Страница 15 из 22
Сысоевы с год назад в город переехали – из районного центра. Как Иван Матвеевич на пенсию вышел, так они свой домишко обменяли на однокомнатную квартиру – поближе к детям. И здесь, в большом городе, Иван Матвеевич затосковал. Старухе-то проще – ей на день внучат подбрасывают. А Иван Матвеевич затосковал. Собственно, не затосковал, не то слово – растерялся как-то. Выйдет на улицу, глянет кругом – все люди одинаковые. Вроде и разные – одеты, обуты, причесаны по-разному – но одинаковые. То есть они так одеты и обуты, что не отличишь: кто из них богаче, кто беднее, кто начальник, кто рядовой. Идет, допустим, навстречу человек – Иван Матвеевич силится угадать, кто он такой, и не может. То ли кандидат наук, то ли слесарь выходной, то ли, не приведи бог, жиган какой-нибудь.
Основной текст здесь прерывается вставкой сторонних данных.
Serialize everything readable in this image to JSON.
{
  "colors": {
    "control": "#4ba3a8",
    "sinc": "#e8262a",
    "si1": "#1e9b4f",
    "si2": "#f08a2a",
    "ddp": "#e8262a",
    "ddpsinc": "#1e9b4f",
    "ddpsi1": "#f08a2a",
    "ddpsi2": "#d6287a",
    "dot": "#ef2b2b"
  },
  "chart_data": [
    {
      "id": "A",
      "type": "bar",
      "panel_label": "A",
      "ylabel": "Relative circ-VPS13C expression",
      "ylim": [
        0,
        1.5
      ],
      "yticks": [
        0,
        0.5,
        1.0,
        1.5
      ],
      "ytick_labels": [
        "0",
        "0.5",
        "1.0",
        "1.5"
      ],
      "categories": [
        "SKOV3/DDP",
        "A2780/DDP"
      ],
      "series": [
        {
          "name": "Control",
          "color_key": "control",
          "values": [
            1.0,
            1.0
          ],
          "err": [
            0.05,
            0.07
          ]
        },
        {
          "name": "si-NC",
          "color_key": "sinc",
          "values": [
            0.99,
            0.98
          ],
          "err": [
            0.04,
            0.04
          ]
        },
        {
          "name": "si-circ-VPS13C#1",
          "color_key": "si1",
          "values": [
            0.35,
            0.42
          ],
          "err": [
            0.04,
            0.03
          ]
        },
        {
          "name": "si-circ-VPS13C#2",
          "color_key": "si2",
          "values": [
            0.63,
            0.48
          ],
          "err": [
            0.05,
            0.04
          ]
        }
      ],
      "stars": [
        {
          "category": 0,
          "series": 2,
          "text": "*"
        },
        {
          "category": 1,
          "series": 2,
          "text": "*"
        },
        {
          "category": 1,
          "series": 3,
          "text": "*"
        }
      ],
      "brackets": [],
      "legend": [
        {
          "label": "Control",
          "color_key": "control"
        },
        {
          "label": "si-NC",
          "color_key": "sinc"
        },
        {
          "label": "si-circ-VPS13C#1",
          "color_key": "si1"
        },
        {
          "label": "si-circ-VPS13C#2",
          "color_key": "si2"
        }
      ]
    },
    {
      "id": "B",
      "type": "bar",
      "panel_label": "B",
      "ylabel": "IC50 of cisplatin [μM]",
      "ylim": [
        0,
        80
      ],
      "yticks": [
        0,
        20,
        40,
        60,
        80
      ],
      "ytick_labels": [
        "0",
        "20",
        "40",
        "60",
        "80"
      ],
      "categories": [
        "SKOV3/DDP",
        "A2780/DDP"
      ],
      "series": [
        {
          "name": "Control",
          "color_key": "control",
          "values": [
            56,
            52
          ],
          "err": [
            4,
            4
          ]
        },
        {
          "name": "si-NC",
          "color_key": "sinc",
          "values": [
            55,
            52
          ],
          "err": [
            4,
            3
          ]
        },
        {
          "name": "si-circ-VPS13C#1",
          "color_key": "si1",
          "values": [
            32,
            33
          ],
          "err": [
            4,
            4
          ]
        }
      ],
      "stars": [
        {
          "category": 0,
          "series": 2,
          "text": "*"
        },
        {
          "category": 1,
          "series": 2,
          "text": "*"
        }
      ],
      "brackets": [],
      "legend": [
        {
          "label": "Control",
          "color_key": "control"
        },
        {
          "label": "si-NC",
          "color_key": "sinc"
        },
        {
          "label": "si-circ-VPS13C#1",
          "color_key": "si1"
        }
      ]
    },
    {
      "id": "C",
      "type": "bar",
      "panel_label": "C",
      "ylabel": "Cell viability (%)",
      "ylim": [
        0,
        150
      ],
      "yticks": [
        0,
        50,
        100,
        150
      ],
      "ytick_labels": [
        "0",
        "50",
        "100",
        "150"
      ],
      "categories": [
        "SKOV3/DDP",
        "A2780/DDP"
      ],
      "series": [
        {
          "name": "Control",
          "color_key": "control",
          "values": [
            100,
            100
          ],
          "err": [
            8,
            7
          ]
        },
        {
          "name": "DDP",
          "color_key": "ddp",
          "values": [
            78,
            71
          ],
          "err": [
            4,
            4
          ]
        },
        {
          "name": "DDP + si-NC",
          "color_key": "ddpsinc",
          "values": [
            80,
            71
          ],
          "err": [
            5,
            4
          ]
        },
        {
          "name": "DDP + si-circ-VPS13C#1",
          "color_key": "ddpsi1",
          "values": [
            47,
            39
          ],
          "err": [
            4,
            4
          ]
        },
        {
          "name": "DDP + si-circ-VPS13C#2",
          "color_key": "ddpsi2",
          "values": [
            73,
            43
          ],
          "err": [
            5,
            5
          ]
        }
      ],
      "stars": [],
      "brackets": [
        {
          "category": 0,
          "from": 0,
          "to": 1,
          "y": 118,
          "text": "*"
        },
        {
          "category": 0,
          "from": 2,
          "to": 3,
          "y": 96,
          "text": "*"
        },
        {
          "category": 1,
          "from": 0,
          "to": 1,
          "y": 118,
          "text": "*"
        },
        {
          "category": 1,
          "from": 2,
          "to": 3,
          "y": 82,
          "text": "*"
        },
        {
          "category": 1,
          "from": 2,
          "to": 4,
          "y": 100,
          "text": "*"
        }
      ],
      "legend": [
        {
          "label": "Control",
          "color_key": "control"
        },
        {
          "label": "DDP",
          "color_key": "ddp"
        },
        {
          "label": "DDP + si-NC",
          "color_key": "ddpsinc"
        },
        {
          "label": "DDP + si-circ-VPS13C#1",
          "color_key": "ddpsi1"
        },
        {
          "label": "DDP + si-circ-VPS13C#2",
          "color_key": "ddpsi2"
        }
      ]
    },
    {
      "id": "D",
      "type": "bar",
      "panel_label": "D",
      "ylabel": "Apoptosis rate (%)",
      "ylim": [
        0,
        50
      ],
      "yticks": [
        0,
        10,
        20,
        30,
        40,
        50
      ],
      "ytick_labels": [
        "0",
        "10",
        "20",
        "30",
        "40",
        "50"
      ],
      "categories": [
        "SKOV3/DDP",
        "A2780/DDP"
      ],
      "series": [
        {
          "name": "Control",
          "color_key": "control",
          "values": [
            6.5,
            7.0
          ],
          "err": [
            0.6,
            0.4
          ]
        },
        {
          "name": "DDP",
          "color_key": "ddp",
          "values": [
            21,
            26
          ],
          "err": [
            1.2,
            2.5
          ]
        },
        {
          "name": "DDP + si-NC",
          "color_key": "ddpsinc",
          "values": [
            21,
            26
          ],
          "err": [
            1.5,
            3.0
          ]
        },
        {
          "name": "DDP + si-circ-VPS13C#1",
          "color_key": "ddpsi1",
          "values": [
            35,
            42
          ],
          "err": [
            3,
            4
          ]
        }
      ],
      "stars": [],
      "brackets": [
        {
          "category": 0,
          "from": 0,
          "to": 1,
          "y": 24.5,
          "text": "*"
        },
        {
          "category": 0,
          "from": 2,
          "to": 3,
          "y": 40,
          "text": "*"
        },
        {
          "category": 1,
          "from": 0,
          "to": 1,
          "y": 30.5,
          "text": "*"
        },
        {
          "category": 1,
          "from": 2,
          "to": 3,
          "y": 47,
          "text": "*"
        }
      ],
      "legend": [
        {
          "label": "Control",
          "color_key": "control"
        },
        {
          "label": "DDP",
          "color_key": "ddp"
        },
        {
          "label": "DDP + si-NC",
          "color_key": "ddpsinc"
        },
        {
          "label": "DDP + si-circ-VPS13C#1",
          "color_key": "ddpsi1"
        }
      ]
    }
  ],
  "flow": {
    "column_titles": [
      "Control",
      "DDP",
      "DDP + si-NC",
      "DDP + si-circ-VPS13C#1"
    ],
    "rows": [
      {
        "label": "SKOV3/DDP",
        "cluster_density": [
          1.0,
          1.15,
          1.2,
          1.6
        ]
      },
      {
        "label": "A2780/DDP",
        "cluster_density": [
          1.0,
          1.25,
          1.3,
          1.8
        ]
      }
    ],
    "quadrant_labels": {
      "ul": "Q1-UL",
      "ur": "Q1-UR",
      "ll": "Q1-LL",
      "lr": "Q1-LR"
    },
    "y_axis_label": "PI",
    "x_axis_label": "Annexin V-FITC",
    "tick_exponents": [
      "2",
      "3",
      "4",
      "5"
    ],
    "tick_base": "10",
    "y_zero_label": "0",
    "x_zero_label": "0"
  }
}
У себя в райцентре Иван Матвеевич почти всех не только на лицо помнил, но даже знал, кто чем дышит. И хотя там люди тоже одевались не так, чтобы один, допустим, в поддевке, а другой во фраке, у Ивана Матвеевича никогда подобного чувства не возникало. А здесь он растерялся. Не знал даже, как ему к людям обращаться. Окликнешь: «Эй, паренек!» – а он, может, Герой Труда или депутат Верховного Совета. Сунешься: «Дорогой товарищ!» – а он вдруг интурист. Из капиталистической державы.
Вот Иван Матвеевич и повадился – в баню. Сначала-то он раз в неделю ходил, по старой привычке, а когда обнаружил, что в бане ему легче, понятнее, – зачастил.
А в бане действительно все проще оказалось. Заходят, к примеру, двое парней. Оба в дубленых полушубках, при портфельчиках, волосы из-под шапок длинненькие. Кто такие – бес их душу разберет. Начинают, однако, раздеваться. Иван Матвеевич наблюдает. Сняли полушубки – под ними одинаковые пиджаки, с блесткой. Пока, значит, туман. Скинули пиджаки, остались в шерстяных рубашках, без галстуков. Это Ивану Матвеевичу тоже пока ничего не говорит: в городе галстуки не шибко любят, даже люди солидные – руководящие или ученые. Растелешились парни окончательно – и сразу полная ясность: у одного на каждой коленке по знаку качества вытатуировано, а у другого поперек ляжек надпись: «Они устали».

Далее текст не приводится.